A eleição presidencial deste ano será um teste decisivo para o sistema político brasileiro, na avaliação de um grupo de especialistas reunidos pela Folha para um debate na noite desta quinta (24).

Sua sobrevivência dependerá da capacidade que os principais partidos terão de oferecer respostas aos anseios da população, num ambiente marcado pelo pessimismo com a economia e pela desconfiança causada pelas acusações de corrupção, eles disseram.

O evento reuniu os cientistas políticos Fábio Wanderley Reis, da Universidade Federal de Minas Gerais (UFMG), Fernando Abrucio e Carlos Pereira, da Fundação Getulio Vargas (FGV), e o diretor-geral do Datafolha, Mauro Paulino.

“Há um desejo de ruptura com a situação atual e quem souber expressar a indignação que os eleitores sentem terá vantagem”, disse Paulino. “Mas a dificuldade para convencer as pessoas é muito maior hoje.”

A pesquisa mais recente do Datafolha, concluída em abril, mostra que a ausência do ex-presidente Luiz Inácio Lula da Silva (PT), que está preso em Curitiba e deve ser impedido pela Justiça de disputar a eleição, faz aumentar o número de eleitores sem candidato, dispostos a votar em branco ou anular o voto.

“O eleitor não tem a menor esperança nesse sistema e isso é muito preocupante”, disse Abrucio. “O país está em frangalhos e o próximo presidente não vai governar se não responder a isso.”

Pereira observou que os dois candidatos que lideram a corrida na ausência de Lula –o deputado Jair Bolsonaro (PSL-RJ) e a ex-senadora Marina Silva (Rede)– não têm nenhuma das vantagens que garantiram a vitória em eleições presidenciais anteriores, como partidos fortes e enraizados e apoio de outras siglas.

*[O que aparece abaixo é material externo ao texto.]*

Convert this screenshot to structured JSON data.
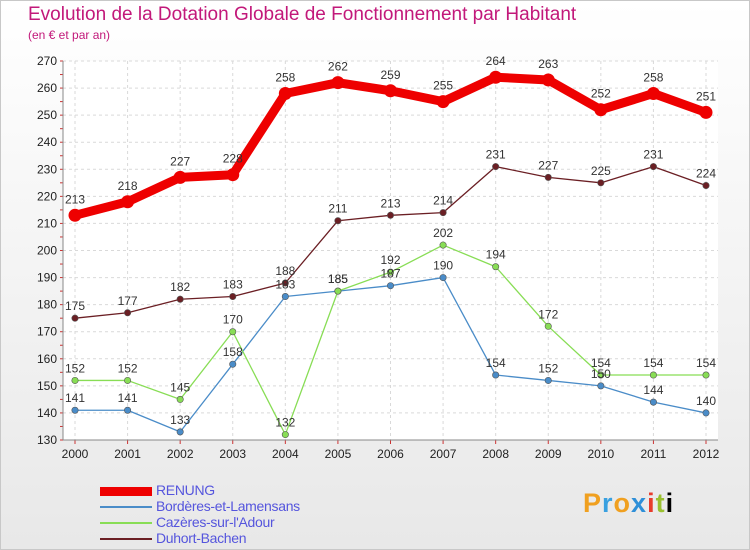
{
  "title": "Evolution de la Dotation Globale de Fonctionnement par Habitant",
  "subtitle": "(en € et par an)",
  "logo_letters": [
    "P",
    "r",
    "o",
    "x",
    "i",
    "t",
    "i"
  ],
  "chart_data": {
    "type": "line",
    "title": "Evolution de la Dotation Globale de Fonctionnement par Habitant",
    "subtitle": "(en € et par an)",
    "xlabel": "",
    "ylabel": "",
    "x": [
      "2000",
      "2001",
      "2002",
      "2003",
      "2004",
      "2005",
      "2006",
      "2007",
      "2008",
      "2009",
      "2010",
      "2011",
      "2012"
    ],
    "ylim": [
      130,
      270
    ],
    "yticks": [
      130,
      140,
      150,
      160,
      170,
      180,
      190,
      200,
      210,
      220,
      230,
      240,
      250,
      260,
      270
    ],
    "grid": true,
    "legend_position": "bottom-left",
    "series": [
      {
        "name": "RENUNG",
        "color": "#ee0000",
        "values": [
          213,
          218,
          227,
          228,
          258,
          262,
          259,
          255,
          264,
          263,
          252,
          258,
          251
        ]
      },
      {
        "name": "Bordères-et-Lamensans",
        "color": "#4a8cc8",
        "values": [
          141,
          141,
          133,
          158,
          183,
          185,
          187,
          190,
          154,
          152,
          150,
          144,
          140
        ]
      },
      {
        "name": "Cazères-sur-l'Adour",
        "color": "#88dd55",
        "values": [
          152,
          152,
          145,
          170,
          132,
          185,
          192,
          202,
          194,
          172,
          154,
          154,
          154
        ]
      },
      {
        "name": "Duhort-Bachen",
        "color": "#6b1f24",
        "values": [
          175,
          177,
          182,
          183,
          188,
          211,
          213,
          214,
          231,
          227,
          225,
          231,
          224
        ]
      }
    ]
  }
}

“Se os mecanismos tradicionais ainda funcionam, esses dois candidatos vão desidratar”, disse Pereira, sugerindo que isso abriria caminho para políticos como o ex-ministro Ciro Gomes (PDT) e o ex-governador Geraldo Alckmin (PSDB), que apareceram empatados em segundo lugar no Datafolha.

Para Wanderley, o avanço da Operação Lava Jato e a prisão de Lula criaram riscos para a democracia, ao contribuir para o descrédito da atividade política e fortalecer juízes e procuradores.

“A democracia está comprometida”, disse Wanderley. O cientista político chamou de “fascistoide” o juiz Sergio Moro, que conduz os processos em Curitiba e mandou Lula para a prisão, por causa de um artigo acadêmico em que apontou a importância de buscar o apoio da opinião pública no combate à corrupção.

“A democracia brasileira vai muito bem, obrigado”, disse Pereira, para quem o amadurecimento de instituições como o Ministério Público e outros órgãos de controle externo são um traço fundamental do sistema político brasileiro hoje.

“Não houve virada de mesa, estamos resolvendo os conflitos dentro da ordem e todos continuaram participando do jogo democrático após o impeachment”, afirmou. “O fato de termos uma eleição competitiva com resultado incerto mostra a força da nossa democracia.”

Abrucio disse que o país atravessa um “período jacobino”, numa referência à fase mais radical da Revolução Francesa (1789-1799), e afirmou que a “deslegitimação do processo político” pode levar os eleitores a optar por líderes de inclinação autoritária e políticos como Bolsonaro.

O debate desta quinta marcou a reabertura do auditório da Folha, que estava fechado para reformas havia um ano. O evento foi mediado pelo jornalista Uirá Machado, editor da Ilustríssima.

No dia 5 de junho, o jornal receberá economistas para o debate “Mais um ano perdido?”.

Inaugurado na década de 50, o local já foi palco de shows, manifestações de leitores e discussões culturais e de interesse jornalístico.